Highlights from the ratings report include:

  • OHA INVESTMENT CORP's earnings per share declined by 10.0% in the most recent quarter compared to the same quarter a year ago. The company has reported a trend of declining earnings per share over the past two years. During the past fiscal year, OHA INVESTMENT CORP swung to a loss, reporting -$1.08 versus $0.19 in the prior year.
  • Current return on equity is lower than its ROE from the same quarter one year prior. This is a clear sign of weakness within the company. Compared to other companies in the Capital Markets industry and the overall market, OHA INVESTMENT CORP's return on equity significantly trails that of both the industry average and the S&P 500.
  • Net operating cash flow has significantly decreased to -$20.23 million or 189.41% when compared to the same quarter last year. In addition, when comparing to the industry average, the firm's growth rate is much lower.

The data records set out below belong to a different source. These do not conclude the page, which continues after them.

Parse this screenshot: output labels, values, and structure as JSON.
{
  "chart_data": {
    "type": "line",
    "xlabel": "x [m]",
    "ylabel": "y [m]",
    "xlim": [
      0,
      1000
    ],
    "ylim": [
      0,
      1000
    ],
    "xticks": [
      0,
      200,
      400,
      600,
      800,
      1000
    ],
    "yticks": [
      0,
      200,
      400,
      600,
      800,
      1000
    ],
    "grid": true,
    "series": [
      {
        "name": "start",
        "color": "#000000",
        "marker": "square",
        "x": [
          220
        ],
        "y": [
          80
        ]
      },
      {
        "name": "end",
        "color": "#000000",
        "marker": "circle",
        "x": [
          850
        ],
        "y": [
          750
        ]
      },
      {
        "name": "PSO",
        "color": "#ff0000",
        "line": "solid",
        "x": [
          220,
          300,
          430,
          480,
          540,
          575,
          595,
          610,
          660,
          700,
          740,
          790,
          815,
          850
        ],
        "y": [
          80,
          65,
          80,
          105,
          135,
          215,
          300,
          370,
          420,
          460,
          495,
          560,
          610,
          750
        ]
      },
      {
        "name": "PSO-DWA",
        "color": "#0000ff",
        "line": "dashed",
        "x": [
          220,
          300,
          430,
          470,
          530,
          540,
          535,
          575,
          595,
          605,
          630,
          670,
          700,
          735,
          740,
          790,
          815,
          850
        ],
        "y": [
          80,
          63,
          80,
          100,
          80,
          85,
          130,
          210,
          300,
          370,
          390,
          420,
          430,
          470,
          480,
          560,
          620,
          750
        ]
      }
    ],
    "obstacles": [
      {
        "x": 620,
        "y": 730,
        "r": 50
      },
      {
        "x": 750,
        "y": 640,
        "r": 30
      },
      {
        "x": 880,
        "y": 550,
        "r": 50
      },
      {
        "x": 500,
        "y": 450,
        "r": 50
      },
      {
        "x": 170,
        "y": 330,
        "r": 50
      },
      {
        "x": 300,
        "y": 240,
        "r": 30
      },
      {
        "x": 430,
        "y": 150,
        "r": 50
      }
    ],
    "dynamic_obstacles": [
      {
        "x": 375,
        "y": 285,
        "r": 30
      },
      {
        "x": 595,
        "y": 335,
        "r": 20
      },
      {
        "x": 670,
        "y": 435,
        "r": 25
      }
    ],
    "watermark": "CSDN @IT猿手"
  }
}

  • Looking at the price performance of OHAI's shares over the past 12 months, there is not much good news to report: the stock is down 33.23%, and it has underformed the S&P 500 Index. In addition, the company's earnings per share are lower today than the year-earlier quarter. Naturally, the overall market trend is bound to be a significant factor. However, in one sense, the stock's sharp decline last year is a positive for future investors, making it cheaper (in proportion to its earnings over the past year) than most other stocks in its industry. But due to other concerns, we feel the stock is still not a good buy right now.
  • The change in net income from the same quarter one year ago has exceeded that of the S&P 500 and greatly outperformed compared to the Capital Markets industry average. The net income has decreased by 9.3% when compared to the same quarter one year ago, dropping from -$6.08 million to -$6.65 million.